Why would someone choose one over the other?

ZRE appears to have a higher yield and have split their top 10 holdings up a bit more over XRE. Both have the same MER..

Any insight here?


----------



## PMREdmonton (Apr 6, 2009)

JA2285 said:


> Why would someone choose one over the other?
> 
> ZRE appears to have a higher yield and have split their top 10 holdings up a bit more over XRE. Both have the same MER..
> 
> Any insight here?


In principle, ZRE could have higher diversification and better returns but more volatility because they are equal weight whereas XRE is cap weighted.

Because XRE is cap weighted, the top 3 holdings make up more than 50% of the portfolio. Some have said that you may be better off in the long run just buying the top 3 holdings and avoiding the MER but that does involve more work, more trades and higher commissions. 

In the end, either is fine but just slightly different as I outlined above.


----------



## ChrisR (Jul 13, 2009)

Because of the equal weighting, ZRE gives relatively greater exposure to the smaller REITs, and avoids the biggest problem with XRE, that 3 stocks make up greater than 50% of the holdings.

On the other hand, ZRE also has some potential risks: 

The equal weighting means that this ETF is likely to have a higher portfolio turnover than a cap-weighted ETF like XRE. This could trigger capital gains taxes. 
ZRE is still a very small ETF. If it turns out to not be profitable it could be discontinued, which would trigger further capital gains taxes.

I personally hold both these ETFs in roughly equal amounts.

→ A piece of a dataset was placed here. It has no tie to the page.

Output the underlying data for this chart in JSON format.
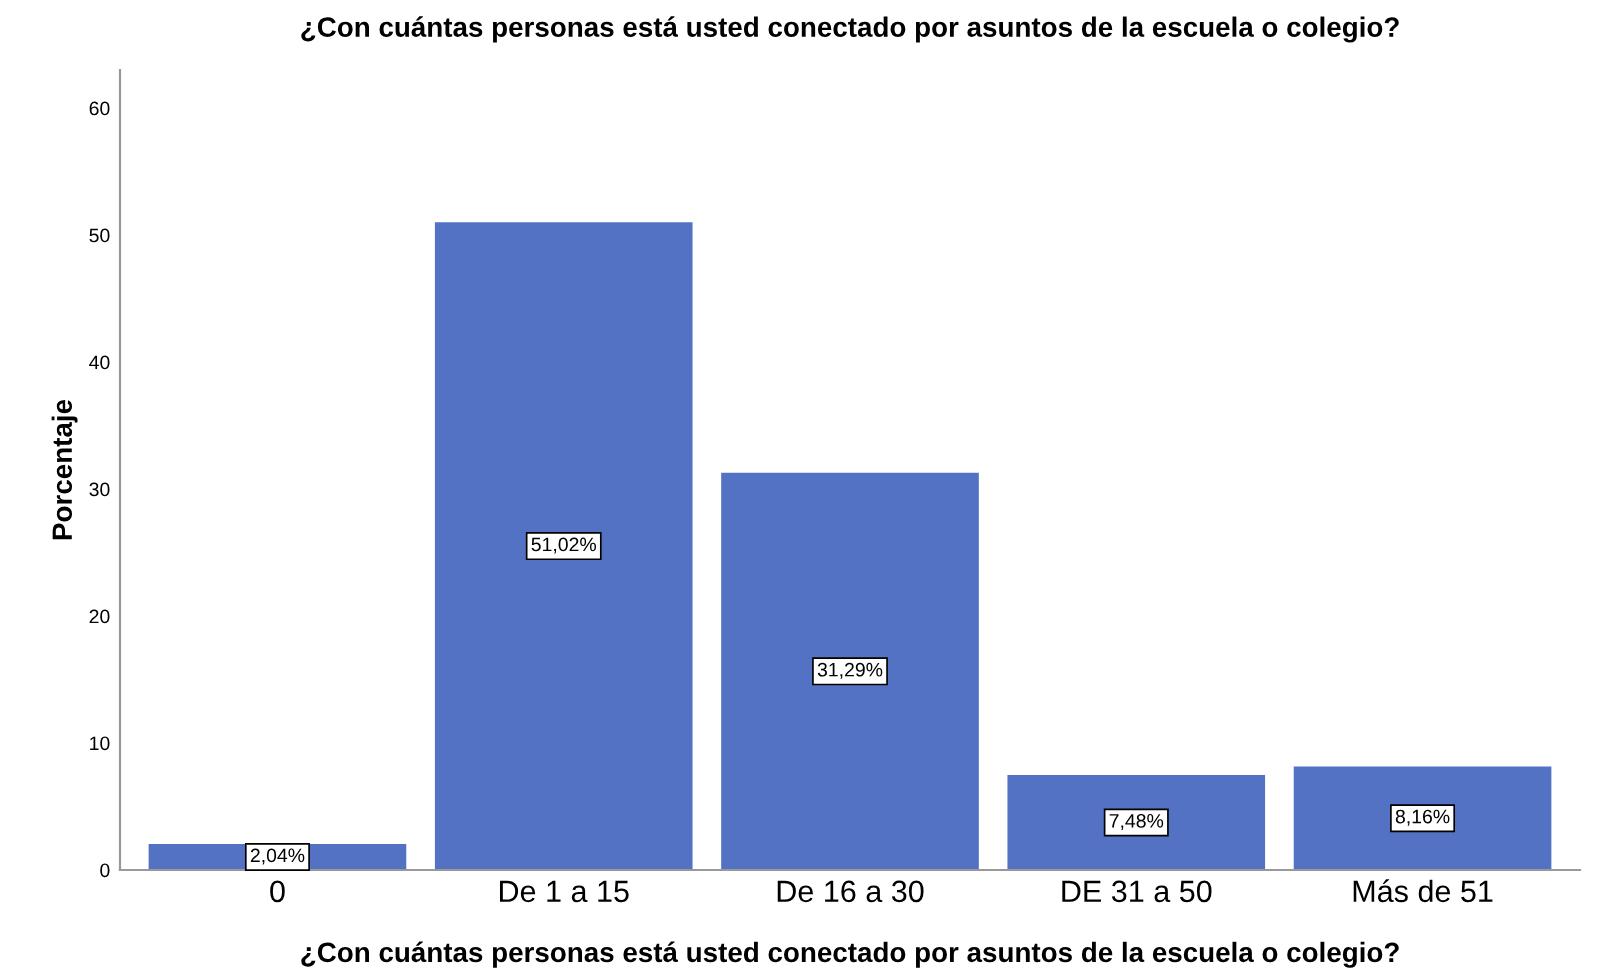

ZRE in my TFSA, where it is protected from capital gains taxes that could be triggered if the ETF were liquidated, and XRE in my non-registered account.


----------



## Financial Cents (Jul 22, 2010)

PMREdmonton said:


> In principle, ZRE could have higher diversification and better returns but more volatility because they are equal weight whereas XRE is cap weighted.
> 
> Because XRE is cap weighted, the top 3 holdings make up more than 50% of the portfolio. Some have said that you may be better off in the long run just buying the top 3 holdings and avoiding the MER but that does involve more work, more trades and higher commissions.
> 
> In the end, either is fine but just slightly different as I outlined above.


Well said. I own the top 2 holdings of XRE directly. 

I am tempted to buy XRE for wife's TFSA next year until I get enough invested in her TFSA to buy and DRIP BEI.UN and REF.UN.


----------